Prime Minister Boris Johnson in February lifted the last coronavirus restrictions in England and abolished a legal requirement to self-isolate after testing positive for the virus.
Johnson took those steps after Omicron peaked at the start of the year without causing a wave of hospitalisations and deaths to overwhelm the health service, which he attributed to the booster programme and Omicron’s lower severity.
The Imperial College London REACT study, conducted from Feb. 8 to March 1, found that COVID-19 prevalence was 2.88%, compared to 4.41% in January.
But while prevalence fell in under-17s and 18-54-year-olds during February, for those 55 and older, it was estimated to have increased over the month.

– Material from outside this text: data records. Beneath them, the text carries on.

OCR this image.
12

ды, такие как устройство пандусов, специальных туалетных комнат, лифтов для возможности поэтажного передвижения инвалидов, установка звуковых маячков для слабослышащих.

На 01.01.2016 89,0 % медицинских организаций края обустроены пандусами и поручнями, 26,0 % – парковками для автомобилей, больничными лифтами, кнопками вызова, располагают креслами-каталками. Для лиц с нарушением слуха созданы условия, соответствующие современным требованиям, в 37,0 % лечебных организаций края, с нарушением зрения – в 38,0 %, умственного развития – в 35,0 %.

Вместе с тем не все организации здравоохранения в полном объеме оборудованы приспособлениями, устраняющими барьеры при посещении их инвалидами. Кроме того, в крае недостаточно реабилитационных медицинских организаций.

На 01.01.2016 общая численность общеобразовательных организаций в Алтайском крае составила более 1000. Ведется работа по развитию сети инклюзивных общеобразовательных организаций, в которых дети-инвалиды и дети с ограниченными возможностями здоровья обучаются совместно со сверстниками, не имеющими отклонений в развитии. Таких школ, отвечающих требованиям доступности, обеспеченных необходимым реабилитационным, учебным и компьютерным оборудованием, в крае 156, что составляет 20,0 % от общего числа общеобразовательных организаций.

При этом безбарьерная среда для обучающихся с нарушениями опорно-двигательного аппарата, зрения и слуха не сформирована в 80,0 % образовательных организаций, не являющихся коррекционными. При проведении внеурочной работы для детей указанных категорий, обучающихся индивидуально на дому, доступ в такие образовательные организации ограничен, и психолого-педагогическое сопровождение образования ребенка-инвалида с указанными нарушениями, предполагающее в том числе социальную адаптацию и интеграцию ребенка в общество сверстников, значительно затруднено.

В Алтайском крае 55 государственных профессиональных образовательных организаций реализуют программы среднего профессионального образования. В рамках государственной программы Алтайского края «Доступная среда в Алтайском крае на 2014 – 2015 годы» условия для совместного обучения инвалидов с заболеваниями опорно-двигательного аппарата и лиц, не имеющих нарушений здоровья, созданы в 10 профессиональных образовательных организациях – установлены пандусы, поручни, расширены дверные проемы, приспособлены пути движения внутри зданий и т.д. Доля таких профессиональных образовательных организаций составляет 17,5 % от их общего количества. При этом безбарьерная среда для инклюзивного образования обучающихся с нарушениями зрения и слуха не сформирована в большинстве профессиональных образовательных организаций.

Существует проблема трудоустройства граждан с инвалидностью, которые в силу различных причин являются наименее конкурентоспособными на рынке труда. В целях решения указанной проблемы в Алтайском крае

Britain has also seen a rise in hospital admissions of patients with COVID-19 since the last week of February, reversing a steadily declining trend since the start of the year.
“I think the timing does fit with there being more mixing, higher infections, possible waning and then that feeding through into hospitalisations,” Imperial epidemiologist Paul Elliott told reporters.
Britain has announced a spring booster will be offered to over-75s and some other vulnerable groups as a precaution in case waning immunity from the initial booster lowers protection against severe disease. Read full story
The Imperial study also found that the Omicron subvariant BA.2 was taking over from the previously dominant BA.1.
“BA.2 seems to be more transmissible… it may prolong the Omicron wave of the pandemic,” Elliott said.
Epidemiologists have highlighted the importance of prevalence surveys like the REACT study for monitoring the virus in light of government plans to phase out free mass testing.
Elliott said that the study, funded by the health ministry, would have one more round in March, but did not have funding to continue for longer.